Коваль, притянув к себе Наташу, взлохматил ей волосы.
— Не стыдно? Медведь, а не отец. Всю прическу испортил. Вот и люби тебя! И в кого ты такой огромный?
— В деда твоего. А ты вот в кого такая хилая?
— В бабушку, — рассмеялась Наташа. — Ладно, думай дальше о своих преступниках, как их всех под замок упрятать, а я пойду ужин приготовлю.
Ковалю вдруг очень захотелось рассказать Наташе о том, что случилось сегодня…
Утром у двери управления милиции его остановил мужчина.
«Товарищ подполковник, — волнуясь, сказал он. — Хочу вас поблагодарить. Я — Омельченко».
Коваль присмотрелся. Где-то он видел этого человека.
«Я — Омельченко, — повторил он. — Помните, главбух «Автотранса». Два года назад вы посадили меня».
Коваль вспомнил. Один из участников крупной кражи набрал много вещей в кредит по справке «Автотранса». Оказалось, что это главбух Омельченко выдавал приятелям фальшивые справки, по которым они получали ценные вещи в магазинах.
«За что же благодарить?!» — подполковник недружелюбно оглядел бывшего бухгалтера.
«За детей, которых вы не оставили без матери. И жена от всего сердца вас благодарит…»
Подполковник оборвал его:
«Я вас не понимаю.
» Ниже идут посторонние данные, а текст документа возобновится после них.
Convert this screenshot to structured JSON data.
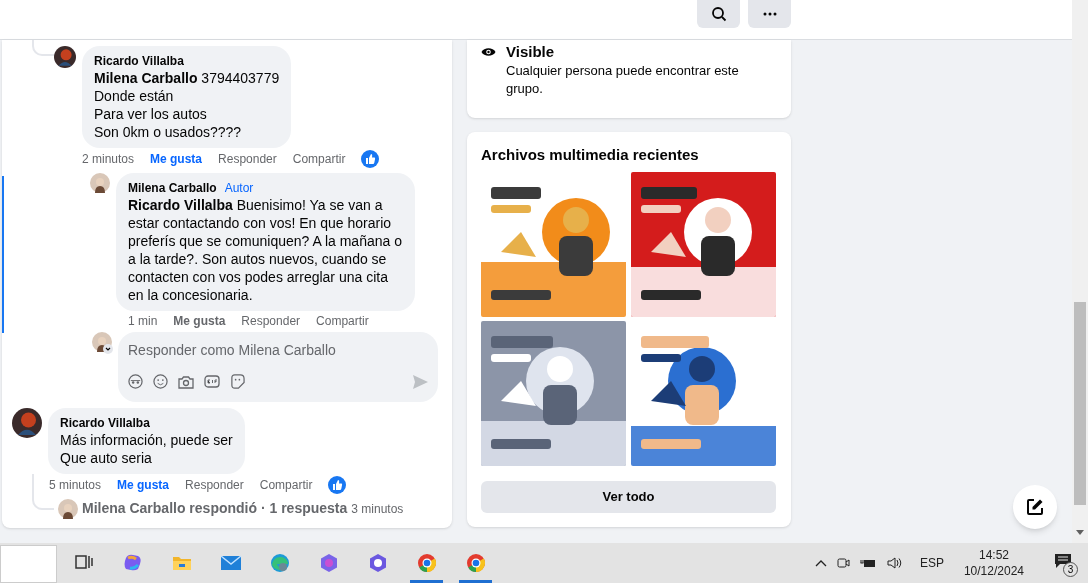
{
  "thread": [
    {
      "author": "Ricardo Villalba",
      "lines": [
        "**Milena Carballo** 3794403779",
        "Donde están",
        "Para ver los autos",
        "Son 0km o usados????"
      ],
      "time": "2 minutos",
      "like": "Me gusta",
      "reply": "Responder",
      "share": "Compartir",
      "liked": true,
      "reactions": true,
      "replies": [
        {
          "author": "Milena Carballo",
          "badge": "Autor",
          "lines": [
            "**Ricardo Villalba** Buenisimo! Ya se van a estar contactando con vos! En que horario preferís que se comuniquen? A la mañana o a la tarde?. Son autos nuevos, cuando se contacten con vos podes arreglar una cita en la concesionaria."
          ],
          "time": "1 min",
          "like": "Me gusta",
          "reply": "Responder",
          "share": "Compartir",
          "liked": false,
          "reactions": false,
          "highlighted": true
        }
      ],
      "reply_box": {
        "placeholder": "Responder como Milena Carballo"
      }
    },
    {
      "author": "Ricardo Villalba",
      "lines": [
        "Más información, puede ser",
        "Que auto seria"
      ],
      "time": "5 minutos",
      "like": "Me gusta",
      "reply": "Responder",
      "share": "Compartir",
      "liked": true,
      "reactions": true,
      "replies_summary": {
        "text": "Milena Carballo respondió · 1 respuesta",
        "time": "3 minutos"
      }
    }
  ],
  "privacy": {
    "title": "Visible",
    "text": "Cualquier persona puede encontrar este grupo."
  },
  "media": {
    "title": "Archivos multimedia recientes",
    "button": "Ver todo"
  },
  "taskbar": {
    "apps": [
      {
        "kind": "taskview",
        "running": false
      },
      {
        "kind": "copilot",
        "running": false
      },
      {
        "kind": "folder",
        "running": false
      },
      {
        "kind": "mail",
        "running": false
      },
      {
        "kind": "edge",
        "running": false
      },
      {
        "kind": "hexagon",
        "running": false
      },
      {
        "kind": "hexagon2",
        "running": false
      },
      {
        "kind": "chrome",
        "running": true
      },
      {
        "kind": "chrome",
        "running": true
      }
    ],
    "language": "ESP",
    "time": "14:52",
    "date": "10/12/2024",
    "notifications": "3"
  }
}
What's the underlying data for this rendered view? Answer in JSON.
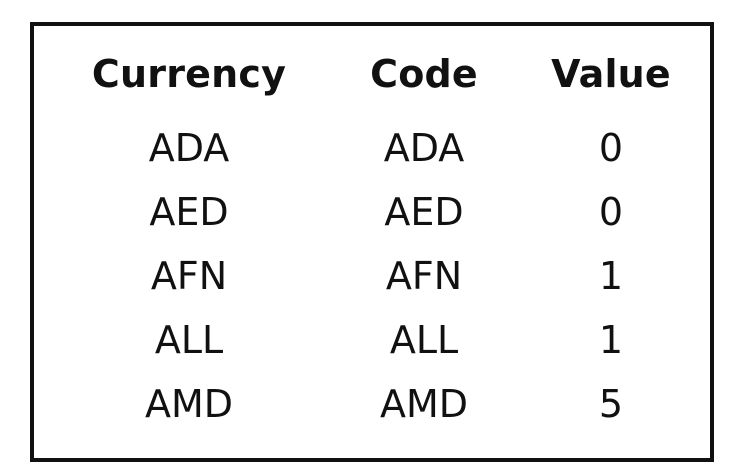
{
  "table": {
    "headers": [
      "Currency",
      "Code",
      "Value"
    ],
    "rows": [
      [
        "ADA",
        "ADA",
        "0"
      ],
      [
        "AED",
        "AED",
        "0"
      ],
      [
        "AFN",
        "AFN",
        "1"
      ],
      [
        "ALL",
        "ALL",
        "1"
      ],
      [
        "AMD",
        "AMD",
        "5"
      ]
    ]
  }
}
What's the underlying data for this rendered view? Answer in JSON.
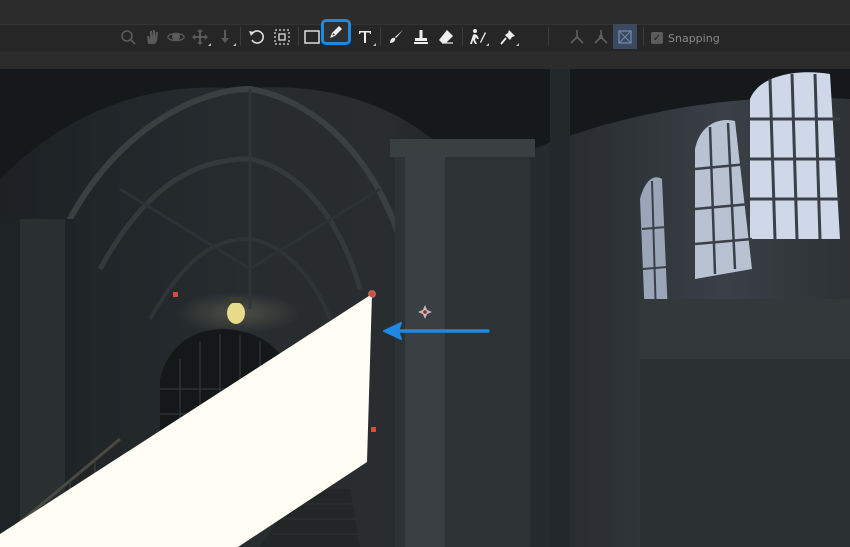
{
  "toolbar": {
    "snapping_label": "Snapping",
    "snapping_checked": true,
    "active_tool": "pen",
    "tools": [
      {
        "id": "zoom",
        "icon": "zoom-icon",
        "enabled": false
      },
      {
        "id": "hand",
        "icon": "hand-icon",
        "enabled": false
      },
      {
        "id": "orbit",
        "icon": "orbit-icon",
        "enabled": false
      },
      {
        "id": "move",
        "icon": "move-icon",
        "enabled": false
      },
      {
        "id": "push",
        "icon": "push-icon",
        "enabled": false
      },
      {
        "id": "rotate",
        "icon": "rotate-icon",
        "enabled": true
      },
      {
        "id": "scale",
        "icon": "scale-icon",
        "enabled": true
      },
      {
        "id": "rectangle",
        "icon": "rectangle-icon",
        "enabled": true
      },
      {
        "id": "pen",
        "icon": "pen-tool-icon",
        "enabled": true
      },
      {
        "id": "text",
        "icon": "text-tool-icon",
        "enabled": true
      },
      {
        "id": "brush",
        "icon": "brush-icon",
        "enabled": true
      },
      {
        "id": "stamp",
        "icon": "clone-stamp-icon",
        "enabled": true
      },
      {
        "id": "eraser",
        "icon": "eraser-icon",
        "enabled": true
      },
      {
        "id": "puppet",
        "icon": "puppet-icon",
        "enabled": true
      },
      {
        "id": "pin",
        "icon": "pin-icon",
        "enabled": true
      },
      {
        "id": "axis-local",
        "icon": "local-axis-icon",
        "enabled": false
      },
      {
        "id": "axis-world",
        "icon": "world-axis-icon",
        "enabled": false
      },
      {
        "id": "axis-view",
        "icon": "view-axis-icon",
        "enabled": false
      }
    ]
  },
  "colors": {
    "highlight": "#1e88e5",
    "arrow": "#1e88e5",
    "mask_fill": "#fffdf4",
    "vertex": "#d94a3a"
  }
}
Никаких одолжений ни вам, ни вашей жене я не делал».
Он сердито отстранил с дороги бывшего бухгалтера и вошел в управление.
Уже сидя в своем кабинете, Коваль вспомнил подробности дела Омельченко.
…Главбух «Автотранса», упрямо поблескивая черными цыганскими глазами, брал всю вину за фальшивые справки на себя, хотя круглая печать хранилась в сейфе его жены — секретаря начальника конторы.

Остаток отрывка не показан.